Speaker: Pengyi Shi, Ph.D. Candidate, School of Industrial and Systems Engineering, Georgia Institute of Technology
Title: Data-driven Modeling and Decisions for Hospital Inpatient Flow Management
Abstract: Emergency department (ED) overcrowding negatively impacts patient safety and public health, and hence, has become one of the most challenging problems facing healthcare delivery systems worldwide. It is known that prolonged waiting time for admitted patients to be transferred from ED to inpatient beds (i.e., ED boarding) is a key contributor to ED overcrowding. Our research focuses on gaining insights into effective inpatient flow management to reduce this waiting time, and eventually, to reduce ED overcrowding.
Based on an extensive empirical study of a Singaporean hospital, we build a new stochastic network model of inpatient flow. The model contains several novel features including the service times being endogenous, and these features are critical for the model to predict the time-dependent empirical performance measures such as the hourly average waiting time and the fraction of patients waiting more than 6 hours. By simulating the stochastic model, we identify certain operational policies that can reduce ED boarding and eliminate the excessively long waiting times for patients requesting beds in the morning. These policies focus on discharging patients at an earlier time of the day. The model also allows one to study the impact of other operational policies including staffing and expanding step-down-care facilities on ED boarding. To obtain structural insights, we further develop a novel “two-time-scale” analytical framework to analyze the model. This framework overcomes many challenges, including the service times being extremely long compared to the time-variations of the arrival rate, faced by existing methods for large-scale queuing systems. In addition to exact analysis, we employ a heavy-traffic approximation. Finally, we discuss future directions for research and practice.

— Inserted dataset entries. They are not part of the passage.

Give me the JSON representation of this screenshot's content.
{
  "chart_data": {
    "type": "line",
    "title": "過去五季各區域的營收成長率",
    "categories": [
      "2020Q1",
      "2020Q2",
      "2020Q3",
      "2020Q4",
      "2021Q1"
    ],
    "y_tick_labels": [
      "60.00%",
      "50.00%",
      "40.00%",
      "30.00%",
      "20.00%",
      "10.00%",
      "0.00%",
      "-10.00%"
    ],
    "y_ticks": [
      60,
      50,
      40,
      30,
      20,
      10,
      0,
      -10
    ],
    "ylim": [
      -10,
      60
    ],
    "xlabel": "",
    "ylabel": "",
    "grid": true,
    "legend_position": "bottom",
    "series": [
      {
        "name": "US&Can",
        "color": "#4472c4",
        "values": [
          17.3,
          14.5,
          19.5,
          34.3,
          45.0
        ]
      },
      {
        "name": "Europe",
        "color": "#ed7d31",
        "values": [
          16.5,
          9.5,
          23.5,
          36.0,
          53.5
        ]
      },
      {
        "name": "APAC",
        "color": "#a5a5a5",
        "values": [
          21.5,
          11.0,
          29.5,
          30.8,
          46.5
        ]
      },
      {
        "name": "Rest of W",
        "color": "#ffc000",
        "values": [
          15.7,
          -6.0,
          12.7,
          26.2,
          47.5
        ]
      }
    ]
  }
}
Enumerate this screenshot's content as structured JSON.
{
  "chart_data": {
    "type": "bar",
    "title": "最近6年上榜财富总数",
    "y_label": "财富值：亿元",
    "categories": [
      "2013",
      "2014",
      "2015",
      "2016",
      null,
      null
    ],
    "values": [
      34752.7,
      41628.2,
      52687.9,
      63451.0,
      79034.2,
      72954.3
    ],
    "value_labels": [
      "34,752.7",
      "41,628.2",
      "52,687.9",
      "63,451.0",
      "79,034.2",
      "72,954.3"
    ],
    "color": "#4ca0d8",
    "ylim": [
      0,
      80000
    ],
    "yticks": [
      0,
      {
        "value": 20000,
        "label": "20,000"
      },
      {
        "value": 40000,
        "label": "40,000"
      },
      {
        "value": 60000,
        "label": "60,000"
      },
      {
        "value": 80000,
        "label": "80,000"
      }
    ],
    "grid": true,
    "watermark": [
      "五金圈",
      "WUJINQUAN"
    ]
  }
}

Speaker: Agnieszka Tymula, AXA Post-Doctoral Fellow,Center for Neuroeconomics, New York University
Title: Separating Risk and Ambiguity Preferences Across the Life Span: Novel Findings and Implications for Policy
Abstract: We experimentally examine how attitudes toward risk and ambiguity, as well as other properties of the decision-making process such as choice consistency and frequency of dominance violations, change over the life span. We assess all of these characteristics of the decision process, both in the gain and in the loss domain, in a sample of 135 subjects that range in age from 12 to 90 years old. We also collected extensive demographic information and psychological measures that we use as covariates in our analysis. Our results indicate that there is substantial and domain-specific variability across subjects in all parameters with indications of age-related differences in both risk and ambiguity preferences as well as choice consistency and frequency of dominance violations. Several of our findings challenge widely held assumptions about the preferences of representative agents.